Mac users note: Outlook for Mac uses .OLM files rather than .PST. The export path is similar — File → Export — but the resulting file format is different and not directly cross-compatible with Windows Outlook without conversion.

Method 2: Save Individual Emails as Files 📧

If you only need specific messages rather than an entire mailbox, you can save individual emails in several formats:

  • .MSG — Outlook's native single-message format; retains formatting and attachments; reopens in Outlook
  • .EML — A more universal format compatible with many email clients
  • .HTML or .MHT — Saves the email as a webpage; readable in browsers
  • .TXT — Plain text only; strips formatting and may lose embedded images
  • PDF (via Print) — Good for read-only archiving; not easily searchable at scale

To save an email as .MSG or .EML on desktop, you typically drag the message from Outlook to a folder on your desktop or file explorer. To save as PDF, use File → Print → Microsoft Print to PDF (Windows) or the standard print dialog on Mac.

Method 3: Downloading Emails for Offline Access

If you're using Outlook with an Exchange or Microsoft 365 account, your email may normally live on a server and sync on demand. You can configure Outlook to cache a copy locally so your messages remain accessible without internet.

In Outlook desktop:

  • Go to File → Account Settings → Account Settings
  • Select your account and click Change
  • Toggle Use Cached Exchange Mode on
  • Adjust the Mail to keep offline slider (ranging from a few weeks to "All")

This doesn't export email — it keeps a synchronized local copy inside an OST file (Offline Storage Table), which Outlook manages automatically. OST files aren't directly portable like PST files, but they do ensure local access.

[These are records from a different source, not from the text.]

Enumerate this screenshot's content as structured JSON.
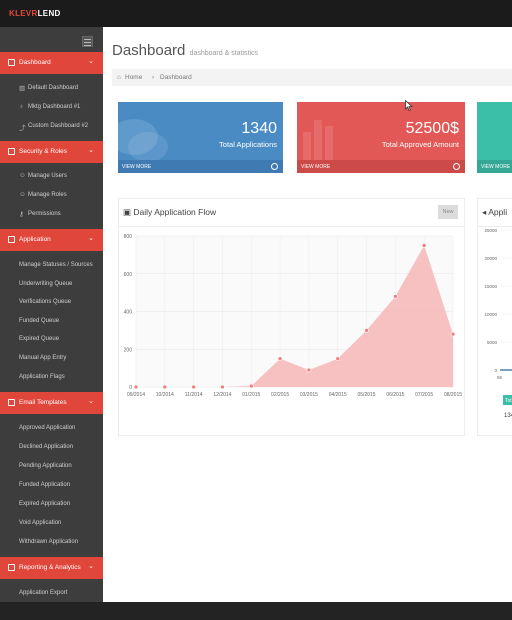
{
  "app": {
    "logo_part1": "KLEVR",
    "logo_part2": "LEND"
  },
  "sidebar": {
    "sections": [
      {
        "label": "Dashboard",
        "items": [
          {
            "label": "Default Dashboard",
            "icon": "bar-chart-icon"
          },
          {
            "label": "Mktg Dashboard #1",
            "icon": "map-pin-icon"
          },
          {
            "label": "Custom Dashboard #2",
            "icon": "trend-line-icon"
          }
        ]
      },
      {
        "label": "Security & Roles",
        "items": [
          {
            "label": "Manage Users",
            "icon": "users-icon"
          },
          {
            "label": "Manage Roles",
            "icon": "roles-icon"
          },
          {
            "label": "Permissions",
            "icon": "key-icon"
          }
        ]
      },
      {
        "label": "Application",
        "items": [
          {
            "label": "Manage Statuses / Sources"
          },
          {
            "label": "Underwriting Queue"
          },
          {
            "label": "Verifications Queue"
          },
          {
            "label": "Funded Queue"
          },
          {
            "label": "Expired Queue"
          },
          {
            "label": "Manual App Entry"
          },
          {
            "label": "Application Flags"
          }
        ]
      },
      {
        "label": "Email Templates",
        "items": [
          {
            "label": "Approved Application"
          },
          {
            "label": "Declined Application"
          },
          {
            "label": "Pending Application"
          },
          {
            "label": "Funded Application"
          },
          {
            "label": "Expired Application"
          },
          {
            "label": "Void Application"
          },
          {
            "label": "Withdrawn Application"
          }
        ]
      },
      {
        "label": "Reporting & Analytics",
        "items": [
          {
            "label": "Application Export"
          }
        ]
      }
    ]
  },
  "header": {
    "title": "Dashboard",
    "subtitle": "dashboard & statistics"
  },
  "breadcrumb": {
    "home": "Home",
    "current": "Dashboard"
  },
  "tiles": [
    {
      "value": "1340",
      "caption": "Total Applications",
      "more": "VIEW MORE",
      "color": "#4a8bc4"
    },
    {
      "value": "52500$",
      "caption": "Total Approved Amount",
      "more": "VIEW MORE",
      "color": "#e25856"
    },
    {
      "value": "",
      "caption": "",
      "more": "VIEW MORE",
      "color": "#3cbfa8"
    }
  ],
  "panels": {
    "flow": {
      "title": "Daily Application Flow",
      "button": "New"
    },
    "second": {
      "title": "Appli",
      "legend_badge": "Tot",
      "legend_value": "134"
    }
  },
  "chart_data": [
    {
      "type": "area",
      "title": "Daily Application Flow",
      "categories": [
        "09/2014",
        "10/2014",
        "11/2014",
        "12/2014",
        "01/2015",
        "02/2015",
        "03/2015",
        "04/2015",
        "05/2015",
        "06/2015",
        "07/2015",
        "08/2015"
      ],
      "values": [
        0,
        0,
        0,
        0,
        5,
        150,
        90,
        150,
        300,
        480,
        750,
        280
      ],
      "ylim": [
        0,
        800
      ],
      "yticks": [
        0,
        200,
        400,
        600,
        800
      ],
      "grid": true,
      "color": "#f6b6b6",
      "point_color": "#f07f7f"
    },
    {
      "type": "bar",
      "yticks": [
        0,
        5000,
        10000,
        15000,
        20000,
        25000
      ],
      "ylim": [
        0,
        25000
      ],
      "categories": [
        "59"
      ],
      "grid": true
    }
  ]
}
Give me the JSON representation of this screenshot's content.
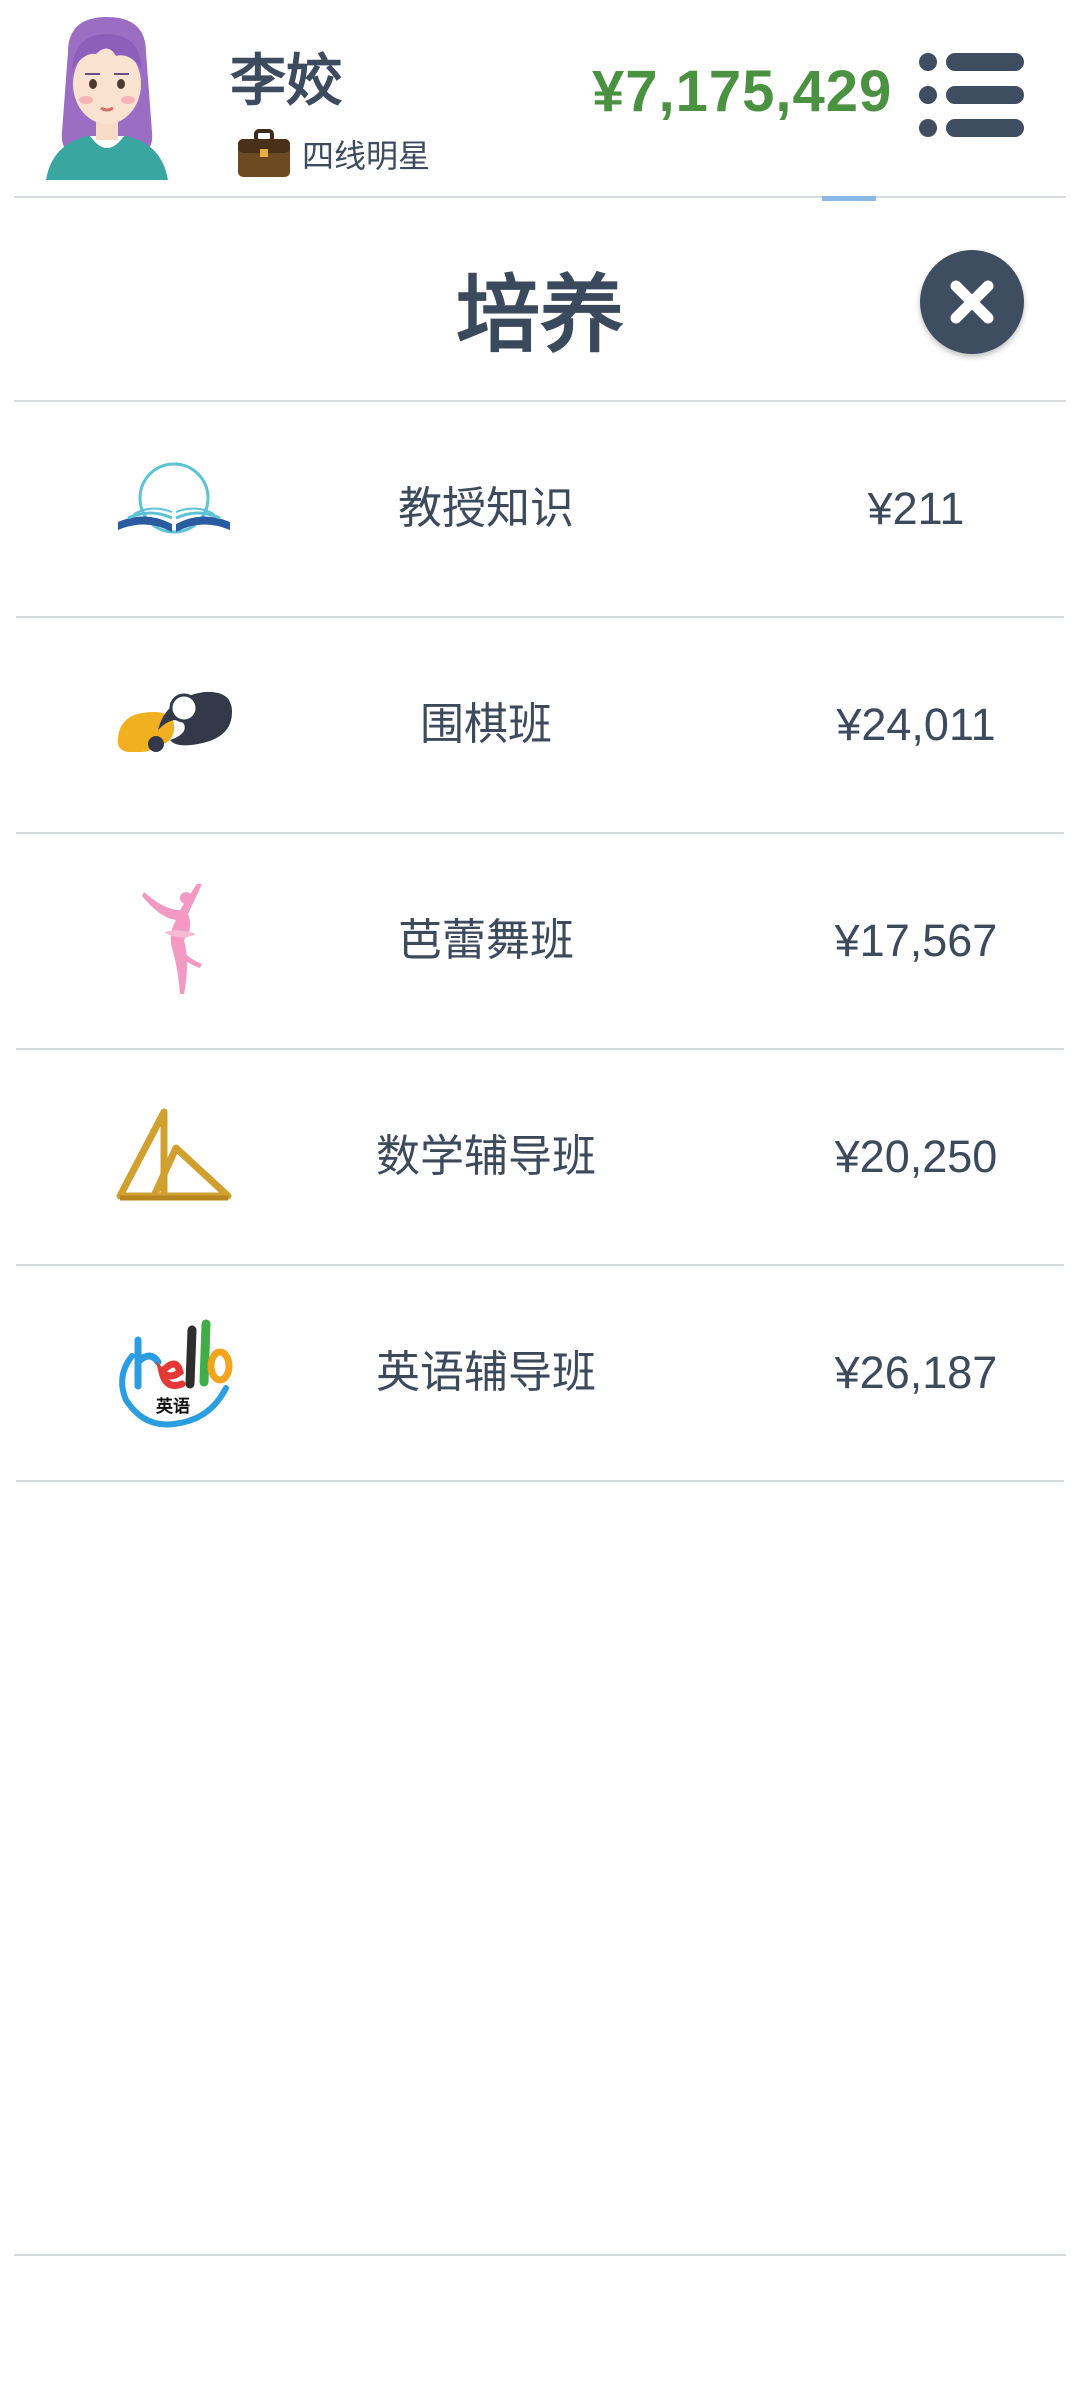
{
  "header": {
    "user_name": "李姣",
    "rank_label": "四线明星",
    "balance": "¥7,175,429",
    "avatar_icon": "girl-avatar-icon",
    "rank_icon": "briefcase-icon",
    "menu_icon": "menu-list-icon"
  },
  "panel": {
    "title": "培养",
    "close_icon": "close-icon"
  },
  "training_items": [
    {
      "icon": "book-icon",
      "name": "教授知识",
      "price": "¥211"
    },
    {
      "icon": "go-stones-icon",
      "name": "围棋班",
      "price": "¥24,011"
    },
    {
      "icon": "ballerina-icon",
      "name": "芭蕾舞班",
      "price": "¥17,567"
    },
    {
      "icon": "set-square-icon",
      "name": "数学辅导班",
      "price": "¥20,250"
    },
    {
      "icon": "hello-english-icon",
      "name": "英语辅导班",
      "price": "¥26,187",
      "logo_text": "Hello 英语"
    }
  ],
  "colors": {
    "balance_green": "#4b9142",
    "text_dark": "#3c4a5c",
    "close_button": "#3f4d61",
    "divider": "#d6d9dc"
  }
}
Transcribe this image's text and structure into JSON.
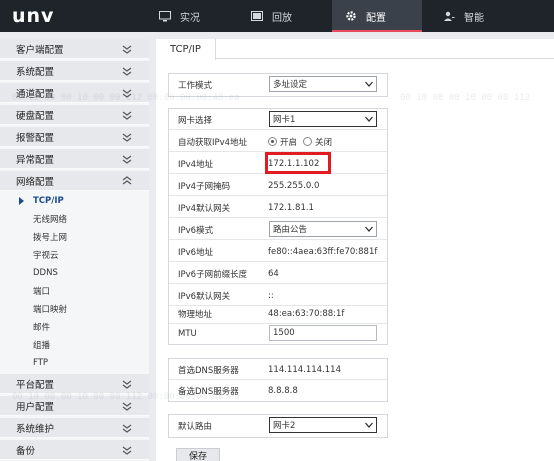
{
  "brand": {
    "logo": "unv"
  },
  "topnav": [
    {
      "label": "实况",
      "icon": "monitor-icon",
      "active": false
    },
    {
      "label": "回放",
      "icon": "film-icon",
      "active": false
    },
    {
      "label": "配置",
      "icon": "gear-icon",
      "active": true
    },
    {
      "label": "智能",
      "icon": "user-scan-icon",
      "active": false
    }
  ],
  "sidebar": {
    "groups_top": [
      "客户端配置",
      "系统配置",
      "通道配置",
      "硬盘配置",
      "报警配置",
      "异常配置",
      "网络配置"
    ],
    "network_sub": [
      "TCP/IP",
      "无线网络",
      "拨号上网",
      "宇视云",
      "DDNS",
      "端口",
      "端口映射",
      "邮件",
      "组播",
      "FTP"
    ],
    "active_sub": "TCP/IP",
    "groups_bottom": [
      "平台配置",
      "用户配置",
      "系统维护",
      "备份"
    ]
  },
  "panel": {
    "tab": "TCP/IP",
    "work_mode": {
      "label": "工作模式",
      "value": "多址设定"
    },
    "nic_select": {
      "label": "网卡选择",
      "value": "网卡1"
    },
    "dhcp": {
      "label": "自动获取IPv4地址",
      "on": "开启",
      "off": "关闭",
      "selected": "on"
    },
    "ipv4_addr": {
      "label": "IPv4地址",
      "value": "172.1.1.102"
    },
    "ipv4_mask": {
      "label": "IPv4子网掩码",
      "value": "255.255.0.0"
    },
    "ipv4_gw": {
      "label": "IPv4默认网关",
      "value": "172.1.81.1"
    },
    "ipv6_mode": {
      "label": "IPv6模式",
      "value": "路由公告"
    },
    "ipv6_addr": {
      "label": "IPv6地址",
      "value": "fe80::4aea:63ff:fe70:881f"
    },
    "ipv6_prefix": {
      "label": "IPv6子网前缀长度",
      "value": "64"
    },
    "ipv6_gw": {
      "label": "IPv6默认网关",
      "value": "::"
    },
    "mac": {
      "label": "物理地址",
      "value": "48:ea:63:70:88:1f"
    },
    "mtu": {
      "label": "MTU",
      "value": "1500"
    },
    "dns1": {
      "label": "首选DNS服务器",
      "value": "114.114.114.114"
    },
    "dns2": {
      "label": "备选DNS服务器",
      "value": "8.8.8.8"
    },
    "default_route": {
      "label": "默认路由",
      "value": "网卡2"
    },
    "save_label": "保存"
  },
  "watermark": [
    "00 10 00 00 10 00 00 112  00:00:00:00:48:ea",
    "00 10 00 00 10 00 00 112",
    "00 10 00 00 10 00 00 112  00:00:00:00:48:ea"
  ],
  "colors": {
    "topbar": "#1f242b",
    "accent": "#e84c5c",
    "highlight": "#e21a22",
    "active_link": "#1c4b8f"
  }
}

Method 4: Outlook on the Web (OWA) and Microsoft 365

If you're using Outlook in a browser (outlook.com or the Microsoft 365 web app), your options are more limited. The web version doesn't have a native full-mailbox export feature available to standard users.

FeatureOutlook DesktopOutlook Web
Full mailbox export (.PST/.OLM)✅ Yes❌ Not directly
Save individual email as file✅ Yes (.MSG, .EML, PDF)Limited (PDF/print)
Offline cached access✅ Yes (OST)❌ No
Admin-level export toolsVia IT/adminVia Microsoft 365 admin center

For Microsoft 365 business accounts, IT administrators can use the eDiscovery and Content Search tools in the Microsoft Purview compliance portal to export mailboxes — but that's typically outside individual user control.

Variables That Affect Which Method Works for You

No single method suits every situation. The factors that shape your best approach include:

  • Outlook version: Desktop (Windows or Mac), web browser, or mobile app — each has different export capabilities
  • Account type: Personal (IMAP/POP3), Exchange, or Microsoft 365 — affects what's synced locally vs. server-side only
  • Volume of email: Archiving 500 messages is different from exporting a 20GB mailbox
  • Destination: Re-importing into Outlook later vs. long-term read-only archiving vs. switching to a different email client
  • Technical access: Consumer accounts vs. enterprise accounts (where IT policies may restrict exports)
  • Operating system: PST export is Windows-only natively; Mac Outlook uses OLM; mobile apps don't support mailbox exports

Understanding File Size and Storage Implications 💾

PST and OLM files can grow large quickly — especially if your mailbox contains years of emails with attachments. A single PST file can technically grow to 50GB or more, though Microsoft recommends keeping them under 10GB for performance reasons. If you're exporting a large mailbox, plan for sufficient local storage and consider splitting exports by folder or date range.

When the Right Approach Depends on Your Specific Setup

The mechanics of exporting from Outlook are straightforward once you know your version and account type. But whether to export the full mailbox or selected folders, whether to use PST or save individual messages, and how to store or use those files afterward — those answers shift depending on what you're actually trying to accomplish, how much email you have, and where it needs to end up. Your specific combination of Outlook version, account type, and end goal is what determines the path that makes most sense for you.